Unterstützt werden die Einheiten von Spezialeinsatzkommandos (SEK) mehrerer Bundesländer sowie der GSG 9 der Bundespolizei. Für Erdogan gilt die höchste Sicherheitsstufe. Die Stufe 1 wird erteilt, wenn ein Anschlag auf den Gast zu erwarten ist. Eine solche Einstufung gibt nur für den US-Präsidenten, den Staatspräsidenten Israels sowie für den russischen Präsidenten.
Bei der Stufe 1 wird die Zahl der Sicherheitsleute drastisch erhöht, Versorgungsschächte werden verplombt, Papierkörbe entfernt und Gullys verschweißt. Außerdem kontrollieren Präzisionsschützen Dächer und begleiten den Konvoi. Die Bundeswehr sichert den Luftraum, Taucher suchen in Gewässern nach Bomben. Ganze Straßenzüge werden gesperrt. Die Fahrstrecken bleiben bis zum letzten Augenblick geheim.
Rings um das Regierungsviertel und das Brandenburger Tor wird die Polizei eine Sicherheitszone einrichten, wo weder Autos und Fahrräder noch größere Behälter abgestellt werden dürfen. Auch die Anwohner werden die Einschränkungen zu spüren bekommen. Ihnen ist es während der Visite verboten, sich auf dem Balkon aufzuhalten und die Fenster zu öffnen. Beim Obama-Besuch hatte sich ein Anwohner an das Verbot nicht gehalten. Er war deshalb sofort von Scharfschützen ins Visier genommen worden.
Zehntausende zu Demonstrationen erwartet
Auch der Protest gegen den Staatsbesuch formiert sich. So wurden bereits mehrere Kundgebungen bei der Polizei angemeldet und sind auch schon genehmigt. So wird es am 28. September von 8 bis 18 Uhr eine Kundgebung vor dem Bellevue unter dem Motto: „Menschenrechte für Minderheiten in der Türkei“ geben. Die Veranstaltung wird von der Gesellschaft für bedrohte Völker organisiert. Der selbe Veranstalter hat zur selben Zeit und auch zum selben Thema zu einer Kundgebung am Bundeskanzleramt aufgerufen.

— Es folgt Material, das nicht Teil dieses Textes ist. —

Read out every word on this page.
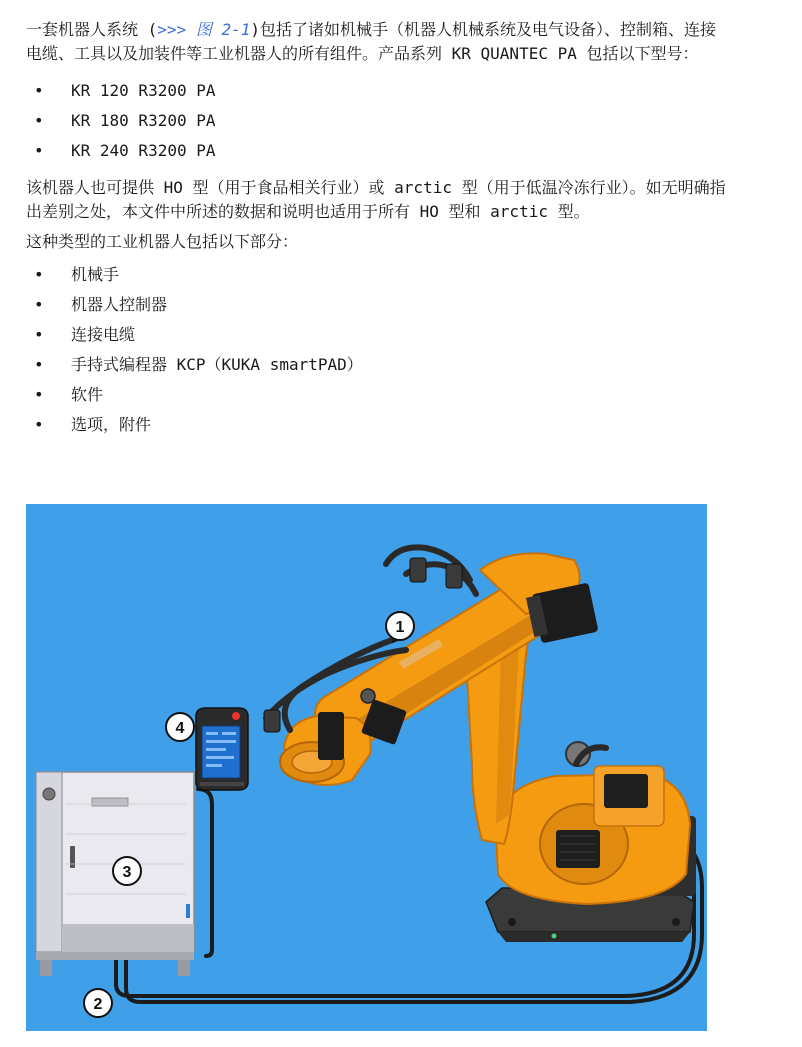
一套机器人系统 (>>> 图 2-1)包括了诸如机械手（机器人机械系统及电气设备）、控制箱、连接电缆、工具以及加装件等工业机器人的所有组件。产品系列 KR QUANTEC PA 包括以下型号：

• KR 120 R3200 PA
• KR 180 R3200 PA
• KR 240 R3200 PA

该机器人也可提供 HO 型（用于食品相关行业）或 arctic 型（用于低温冷冻行业）。如无明确指出差别之处，本文件中所述的数据和说明也适用于所有 HO 型和 arctic 型。

这种类型的工业机器人包括以下部分：

• 机械手
• 机器人控制器
• 连接电缆
• 手持式编程器 KCP（KUKA smartPAD）
• 软件
• 选项，附件
1
2
3
4
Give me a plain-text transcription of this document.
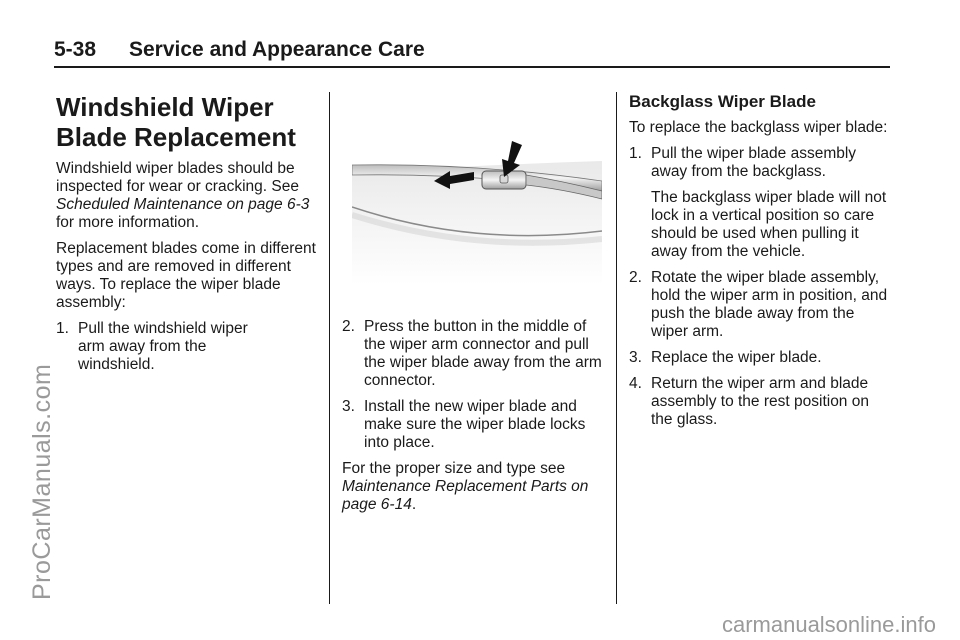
5-38 Service and Appearance Care
Windshield Wiper
Blade Replacement

Windshield wiper blades should be inspected for wear or cracking. See Scheduled Maintenance on page 6-3 for more information.

Replacement blades come in different types and are removed in different ways. To replace the wiper blade assembly:

1. Pull the windshield wiper arm away from the windshield.
2. Press the button in the middle of the wiper arm connector and pull the wiper blade away from the arm connector.
3. Install the new wiper blade and make sure the wiper blade locks into place.

For the proper size and type see Maintenance Replacement Parts on page 6-14.

Backglass Wiper Blade

To replace the backglass wiper blade:

1. Pull the wiper blade assembly away from the backglass.
The backglass wiper blade will not lock in a vertical position so care should be used when pulling it away from the vehicle.
2. Rotate the wiper blade assembly, hold the wiper arm in position, and push the blade away from the wiper arm.
3. Replace the wiper blade.
4. Return the wiper arm and blade assembly to the rest position on the glass.
ProCarManuals.com
carmanualsonline.info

Die Organisation Reporter ohne Grenzen will zwischen 14 und 17 Uhr an der selben Stelle gegen die Verhaftung von Journalisten in der Türkei protestieren. Der FDP-Abgeordnete Marcel Luthe hat zu einer Demonstration vom Breitscheidplatz zum Brandenburger Tor unter dem Motto „Meinungsfreiheit in Europa und der Türkei“ aufgerufen. Sie soll um 16 Uhr beginnen.
Am 29. September plant die kurdische Gemeinde von 12 bis 16 Uhr am Brandenburger Tor eine Protestveranstaltung gegen den Besuch Erdogans. 5 000 Teilnehmer werden erwartet. In der selben Zeit wollen 10 000 Menschen mit einer Demo gegen die Politik des türkischen Staatspräsidenten vom Neptunbrunnen zum Brandenburger Tor protestieren. Da ist der hohe Gast schon längst auf dem Heimflug.